In Tunisia, a university professor earns an average of 2,000 Tunisian dinars (US$900) per month, while a typical four-member household in Tunisia spent an average of 3,871 Tunisian dinars (US$1,605) per month in 2015, according to the National Statistics Institute.

“Many of them pay for their transportation to universities in the southern regions,” al-Amiri said. “And many have no opportunities for professional development within the universities or budgets to support their research. So, they are forced to look for supportive institutions abroad.”

Essam el-Metousi, a university professor at Manouba University and a member of the Higher Education Committee in parliament, agrees with al-Amiri about the weak financial allowances for university professors and the lack of support. “The problem is that those who leave often do not think of coming back,” he said, “as there is no change in policies. On the contrary, the situation is getting worse.”

Still, Tunisia’s ministry of higher education rejects accusations of dereliction. The minister of higher education announced early this month that his ministry is working on a study to improve the conditions of university professors in the country. The minister also said that the ministry is considering ways to benefit from the departing professors through partnerships with the universities abroad that they work for, to ensure that the country benefits from their research there.

Professors often do not resign from Tunisian universities upon their departure, but apply for open leave to travel abroad and keep their right to return whenever they want. This also exposes them to criticism.
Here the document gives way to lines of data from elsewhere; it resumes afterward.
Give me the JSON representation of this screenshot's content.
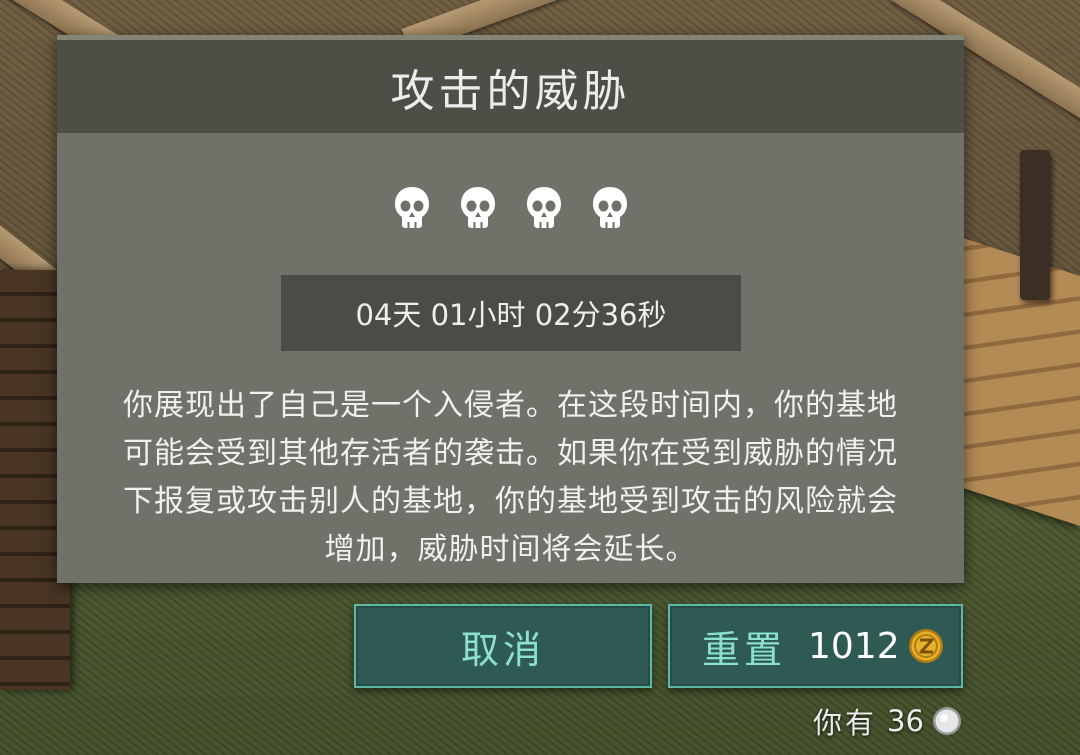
{
  "dialog": {
    "title": "攻击的威胁",
    "threat_level": 4,
    "timer": "04天 01小时 02分36秒",
    "description": "你展现出了自己是一个入侵者。在这段时间内，你的基地可能会受到其他存活者的袭击。如果你在受到威胁的情况下报复或攻击别人的基地，你的基地受到攻击的风险就会增加，威胁时间将会延长。"
  },
  "buttons": {
    "cancel_label": "取消",
    "reset_label": "重置",
    "reset_price": "1012"
  },
  "wallet": {
    "owned_label": "你有",
    "owned_value": "36"
  },
  "colors": {
    "panel": "#6f7268",
    "header": "#4c4f46",
    "button_bg": "#2e5a53",
    "button_border": "#5fb8a6",
    "button_text": "#8ce0cf",
    "coin_gold": "#e8b12a"
  },
  "icons": [
    "skull-icon",
    "gold-coin-icon",
    "silver-coin-icon"
  ]
}
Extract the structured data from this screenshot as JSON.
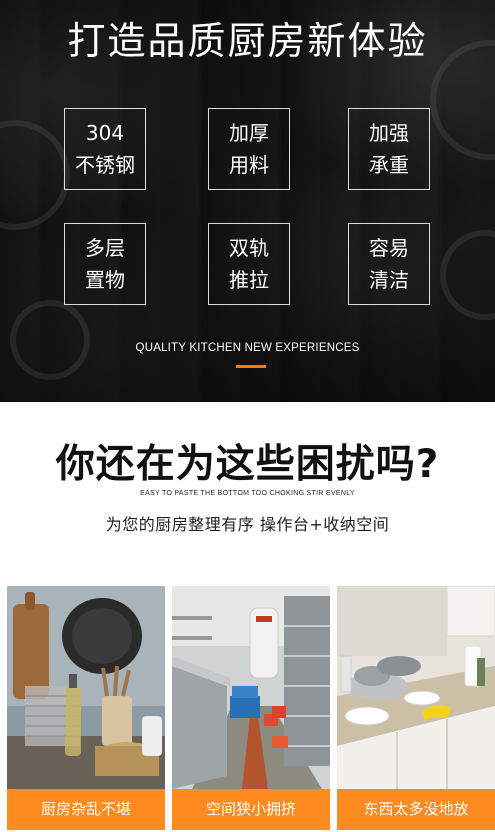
{
  "hero": {
    "title": "打造品质厨房新体验",
    "features": [
      {
        "line1": "304",
        "line2": "不锈钢"
      },
      {
        "line1": "加厚",
        "line2": "用料"
      },
      {
        "line1": "加强",
        "line2": "承重"
      },
      {
        "line1": "多层",
        "line2": "置物"
      },
      {
        "line1": "双轨",
        "line2": "推拉"
      },
      {
        "line1": "容易",
        "line2": "清洁"
      }
    ],
    "subtitle": "QUALITY KITCHEN NEW EXPERIENCES",
    "accent_color": "#ff7a00"
  },
  "question": {
    "title": "你还在为这些困扰吗?",
    "english": "EASY TO PASTE THE BOTTOM TOO CHOKING STIR EVENLY",
    "chinese": "为您的厨房整理有序 操作台+收纳空间"
  },
  "problems": [
    {
      "caption": "厨房杂乱不堪",
      "photo": "cluttered-counter-photo"
    },
    {
      "caption": "空间狭小拥挤",
      "photo": "narrow-kitchen-photo"
    },
    {
      "caption": "东西太多没地放",
      "photo": "messy-sink-photo"
    }
  ],
  "colors": {
    "caption_bg": "#ff8a1f",
    "hero_bg": "#141414"
  }
}
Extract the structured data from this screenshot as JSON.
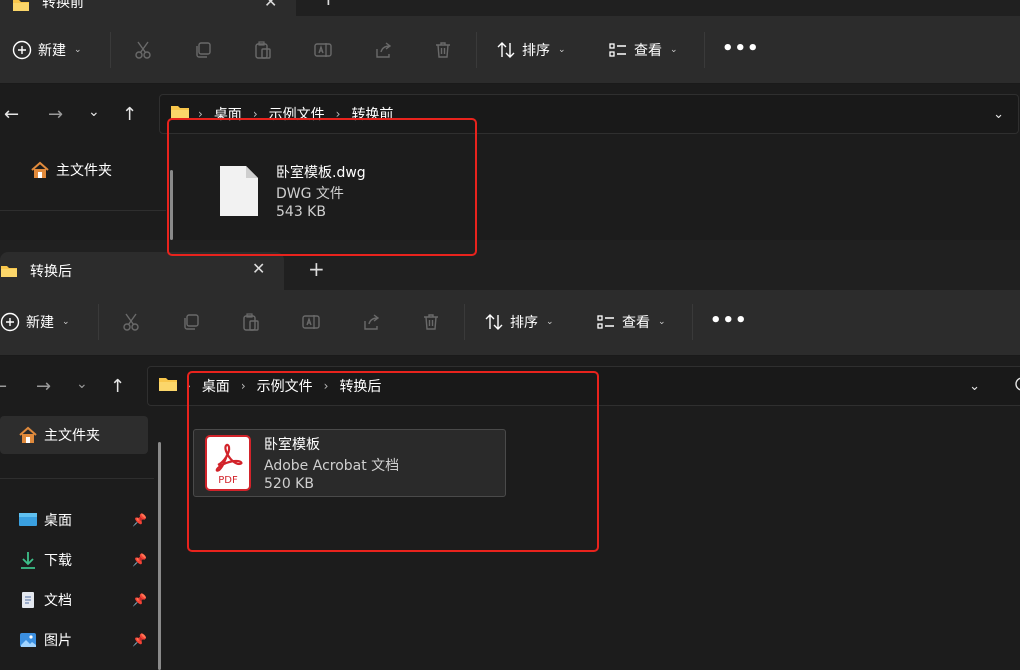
{
  "colors": {
    "accent_red": "#e8231d",
    "bg": "#191919",
    "folder": "#f8c64b",
    "pdf_red": "#d2232a"
  },
  "window_top": {
    "tab_title": "转换前",
    "toolbar": {
      "new_label": "新建",
      "sort_label": "排序",
      "view_label": "查看",
      "more": "•••"
    },
    "breadcrumb": [
      "桌面",
      "示例文件",
      "转换前"
    ],
    "sidebar": {
      "home_label": "主文件夹"
    },
    "file": {
      "name": "卧室模板.dwg",
      "type": "DWG 文件",
      "size": "543 KB",
      "icon": "generic-file-icon"
    }
  },
  "window_bottom": {
    "tab_title": "转换后",
    "new_tab": "+",
    "toolbar": {
      "new_label": "新建",
      "sort_label": "排序",
      "view_label": "查看",
      "more": "•••"
    },
    "breadcrumb": [
      "桌面",
      "示例文件",
      "转换后"
    ],
    "sidebar": {
      "home_label": "主文件夹",
      "pinned": [
        {
          "label": "桌面",
          "icon": "desktop-icon"
        },
        {
          "label": "下载",
          "icon": "download-icon"
        },
        {
          "label": "文档",
          "icon": "document-icon"
        },
        {
          "label": "图片",
          "icon": "pictures-icon"
        }
      ]
    },
    "file": {
      "name": "卧室模板",
      "type": "Adobe Acrobat 文档",
      "size": "520 KB",
      "icon": "pdf-icon",
      "icon_text": "PDF"
    }
  }
}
“Any professor has the right to seek a better living,” said al-Amiri. “But remaining a staff member at the university even if without payment does not offer opportunities to assign replacements. There should be a certain period of time for unpaid open leaves.”

The departing professors deny they are the cause of the problem. Recently, some 200 Tunisian university professors working at Gulf universities signed a petition responding to accusations of hurting standards of education at Tunisian universities. They also rejected the proposal to set a time period for periods of leave, as this would negatively affect their chances to work abroad.

“Getting out of the country is not easy, but our living standard in Tunisia is unacceptable,” said Waseem Qirbi, a professor of multimedia who left Tunisia to work at the Muscat University’s fine arts faculty in Oman. “Here, we get more than four times our wages in our country, besides housing and mobility allowances and comfortable conditions. Universities here pay great attention to research and support research professors, something we are sorely lacking in Tunisia.”

Thuraya al-Senoussi, a university professor at Al Ghurair Private University in the United Arab Emirates, agrees with Qirbi that money is not the only motive for professors to leave Tunisia.

“While we are receiving moral and material support abroad as research professors, we suffer from severe restrictions in Tunisia, besides the lack of qualified research laboratories,” she said. “Most research ends up in desk drawers and no one wants to take advantage of it.”

The debate over the reasons for professors leaving, and the accusations about their responsibility, does not seem likely to end soon. But it is certain that the departure of professors will continue. Hamza Dhay, a professor of psychology at a private university in Tunisia is considering leaving the country soon.

“I am looking for an opportunity to work outside Tunisia,” he said. “I want to open my own clinic in the future, but my work here will not enable me to do so. Working abroad for some years will reduce the time it takes to make my dream come true.”